I wrote a simple measure because I couldn’t help myself: Total Pop := SUM(Population[Estimate])
Now, here is my question. We know that Excel will magically hide rows that result in all BLANK() values… so, did it try to evaluate Portland, Texas? (And while some may think I just mean “Austin”… no silly, I mean… is it trying to evaluate every city with every state!?)
Under Pivot Table Options, you can go flip the checkbox that hides empty rows. Or, you can do something goofy, like I did… and create this AWESOME MEASURE: [One] := 1 Which ya know… returns a 1. Always. So, if there was an evaluation AT ALL, it will show up. And as you can see at right… we are only seeing evaluations that “make sense”. Hurray! Efficient!
Hierarchies and Lookup Tables
Okay, minor change. We are going to create a States lookup table. I’m not even going to bother doing anything interesting with it… just match up state name to state name and call it a day. And we are going to see if it has any impact on our lives when we use that lookup column in our pivot table.
First, let’s just recognize that the results will be fine.
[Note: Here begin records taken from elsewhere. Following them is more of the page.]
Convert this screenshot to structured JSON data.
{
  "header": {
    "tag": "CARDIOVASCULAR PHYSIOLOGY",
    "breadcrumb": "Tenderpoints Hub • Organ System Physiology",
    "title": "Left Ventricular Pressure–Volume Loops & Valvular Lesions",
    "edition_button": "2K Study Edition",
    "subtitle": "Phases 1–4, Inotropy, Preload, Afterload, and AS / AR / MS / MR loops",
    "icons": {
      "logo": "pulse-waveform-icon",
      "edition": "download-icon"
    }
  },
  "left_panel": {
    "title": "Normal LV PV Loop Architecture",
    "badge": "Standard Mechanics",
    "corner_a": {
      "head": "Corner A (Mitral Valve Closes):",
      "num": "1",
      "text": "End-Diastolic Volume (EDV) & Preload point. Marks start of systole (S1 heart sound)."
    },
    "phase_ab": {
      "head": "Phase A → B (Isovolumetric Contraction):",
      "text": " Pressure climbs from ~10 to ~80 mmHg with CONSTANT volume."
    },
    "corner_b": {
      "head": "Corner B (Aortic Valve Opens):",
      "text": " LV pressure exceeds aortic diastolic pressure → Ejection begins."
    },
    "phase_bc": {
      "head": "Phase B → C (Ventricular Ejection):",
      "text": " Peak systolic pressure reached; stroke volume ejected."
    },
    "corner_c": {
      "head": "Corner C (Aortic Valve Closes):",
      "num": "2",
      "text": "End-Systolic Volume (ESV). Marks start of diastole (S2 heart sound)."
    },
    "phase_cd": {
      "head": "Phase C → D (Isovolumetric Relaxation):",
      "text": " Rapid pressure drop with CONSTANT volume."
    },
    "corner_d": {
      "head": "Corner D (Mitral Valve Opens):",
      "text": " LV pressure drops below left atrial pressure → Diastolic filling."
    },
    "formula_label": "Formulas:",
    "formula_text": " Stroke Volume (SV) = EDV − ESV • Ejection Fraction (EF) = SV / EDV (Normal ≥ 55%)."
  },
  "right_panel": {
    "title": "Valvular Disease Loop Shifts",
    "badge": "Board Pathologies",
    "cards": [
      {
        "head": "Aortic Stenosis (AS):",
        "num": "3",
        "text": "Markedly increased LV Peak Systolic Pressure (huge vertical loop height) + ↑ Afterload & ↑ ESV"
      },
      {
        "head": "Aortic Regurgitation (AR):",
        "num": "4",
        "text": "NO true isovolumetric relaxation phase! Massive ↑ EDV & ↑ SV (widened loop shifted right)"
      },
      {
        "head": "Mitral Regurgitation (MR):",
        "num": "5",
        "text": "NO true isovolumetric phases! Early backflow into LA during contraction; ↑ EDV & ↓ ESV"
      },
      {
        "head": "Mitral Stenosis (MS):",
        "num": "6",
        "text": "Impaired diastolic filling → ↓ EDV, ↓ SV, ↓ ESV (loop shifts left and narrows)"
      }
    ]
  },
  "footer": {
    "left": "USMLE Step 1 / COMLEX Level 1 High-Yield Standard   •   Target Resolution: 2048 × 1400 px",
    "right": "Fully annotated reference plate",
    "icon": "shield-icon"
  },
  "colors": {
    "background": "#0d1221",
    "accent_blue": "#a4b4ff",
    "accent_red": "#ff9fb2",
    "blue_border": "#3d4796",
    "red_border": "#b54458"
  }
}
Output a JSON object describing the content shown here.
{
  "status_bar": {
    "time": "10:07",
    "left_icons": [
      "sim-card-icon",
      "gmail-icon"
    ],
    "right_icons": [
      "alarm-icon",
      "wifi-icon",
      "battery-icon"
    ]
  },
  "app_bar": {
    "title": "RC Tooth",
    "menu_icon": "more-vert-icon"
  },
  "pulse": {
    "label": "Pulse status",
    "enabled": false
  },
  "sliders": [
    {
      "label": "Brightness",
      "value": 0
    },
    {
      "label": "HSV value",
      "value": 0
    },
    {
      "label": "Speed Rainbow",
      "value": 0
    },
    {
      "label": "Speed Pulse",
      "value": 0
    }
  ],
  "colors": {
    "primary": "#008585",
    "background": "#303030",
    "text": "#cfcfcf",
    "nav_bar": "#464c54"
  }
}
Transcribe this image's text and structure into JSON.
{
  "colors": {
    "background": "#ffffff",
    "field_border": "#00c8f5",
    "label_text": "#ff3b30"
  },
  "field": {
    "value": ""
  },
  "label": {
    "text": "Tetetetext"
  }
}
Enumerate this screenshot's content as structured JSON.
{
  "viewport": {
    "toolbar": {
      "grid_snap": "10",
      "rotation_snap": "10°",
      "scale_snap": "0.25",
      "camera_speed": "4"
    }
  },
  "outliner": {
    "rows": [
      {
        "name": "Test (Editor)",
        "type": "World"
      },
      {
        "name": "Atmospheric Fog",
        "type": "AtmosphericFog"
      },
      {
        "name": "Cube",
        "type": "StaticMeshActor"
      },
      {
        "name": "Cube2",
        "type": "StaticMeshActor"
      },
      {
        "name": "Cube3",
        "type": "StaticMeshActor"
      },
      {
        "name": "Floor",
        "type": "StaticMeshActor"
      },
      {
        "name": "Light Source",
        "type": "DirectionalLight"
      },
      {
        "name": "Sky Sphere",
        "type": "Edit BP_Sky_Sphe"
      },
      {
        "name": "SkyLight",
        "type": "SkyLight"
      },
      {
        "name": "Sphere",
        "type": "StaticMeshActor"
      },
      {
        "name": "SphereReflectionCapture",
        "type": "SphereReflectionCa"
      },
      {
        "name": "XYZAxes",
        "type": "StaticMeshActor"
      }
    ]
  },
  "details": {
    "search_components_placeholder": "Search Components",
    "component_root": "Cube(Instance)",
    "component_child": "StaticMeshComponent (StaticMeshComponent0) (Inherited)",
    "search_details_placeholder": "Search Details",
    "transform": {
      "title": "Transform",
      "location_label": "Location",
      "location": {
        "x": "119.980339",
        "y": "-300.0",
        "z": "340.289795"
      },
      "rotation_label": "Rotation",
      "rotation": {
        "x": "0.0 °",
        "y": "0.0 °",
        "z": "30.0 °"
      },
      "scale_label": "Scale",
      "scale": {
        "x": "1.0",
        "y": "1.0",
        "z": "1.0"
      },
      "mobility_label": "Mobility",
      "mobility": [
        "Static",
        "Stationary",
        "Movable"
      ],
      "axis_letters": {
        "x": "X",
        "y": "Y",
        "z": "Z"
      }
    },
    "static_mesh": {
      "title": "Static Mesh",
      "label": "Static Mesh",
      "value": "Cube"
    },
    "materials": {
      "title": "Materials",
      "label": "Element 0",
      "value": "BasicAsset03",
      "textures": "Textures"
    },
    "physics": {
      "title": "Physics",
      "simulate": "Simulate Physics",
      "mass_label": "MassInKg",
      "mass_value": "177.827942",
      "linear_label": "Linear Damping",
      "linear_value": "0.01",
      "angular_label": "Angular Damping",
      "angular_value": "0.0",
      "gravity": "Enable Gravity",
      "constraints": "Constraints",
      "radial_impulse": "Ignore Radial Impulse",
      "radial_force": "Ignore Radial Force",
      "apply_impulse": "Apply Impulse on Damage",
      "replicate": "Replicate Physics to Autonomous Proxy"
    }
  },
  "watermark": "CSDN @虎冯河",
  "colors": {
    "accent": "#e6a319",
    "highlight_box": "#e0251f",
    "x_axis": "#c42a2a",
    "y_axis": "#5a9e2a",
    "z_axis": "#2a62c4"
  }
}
And the default behavior of the pivot table will show what you expect. But when we include our cute [One] measure to force all evaluated rows to show up… indeed, we get different results than our previous pivot table.
We can see that it tried to evaluate Dallas, California… maybe the worst idea for a city… EVAR?
Does any of this matter?
Well, as per always… follow Tiny Lizard Rule #1 “Don’t Solve Problems You Don’t Have”. Some day I hope to have a Rule #2. Anyway, if you don’t have issues… don’t stress it… I really don’t think this scenario would be super common. But… I have stumbled into it a few times, so… it happens.
Why does it matter?
Here I paraphrase Master Collie: “Computers Math Like a Mother!” – which is to say, by the time the processor is just adding numbers up, it does that real real (real) fast. But evaluating filter context to find which numbers to add? That… that can take awhile. And here, we only had 50 cities across 30 cities, so 30*50=1500 evaluations of filter context (instead of our original 50!). But you can easily imagine this number become REAL large, REAL fast… Country*Region*City… by the time you have evaluated the great city of New Orleans from the Emilia-Romagna region of Canada, … you might be having some perf issues.
Conclusions and Such
I think just… be vaguely aware of this issue. It feels solvable with what my buddy Tyler calls 4D… “Don’t Do Dat Den”. I can imagine it might call for some careful data shaping… but in my experience hierarchies like this tend to come from the same table anyway.
You will (of course) get the same impact by putting other columns on the pivot table… Geography*YearMonth*SalesPerson is evaluating EVERY geography, yearmonth and salesperson combination… even if Joe only operated in Rome in 2011… because that is just not “known” until the evaluation happens.
That said, I do not feel I have completely wrapped my head around this issue. As always if somebody wants to crisp this up, hit me in the comments. I am sure somebody can relate it back to some SQL join madness to make it clear.
Certainly it doesn’t “feel” quite right to me… as I always think of filters “flowing” into the fact table from a lookup as being identical to applying the filter directly to the fact table… but clearly that is not quite true.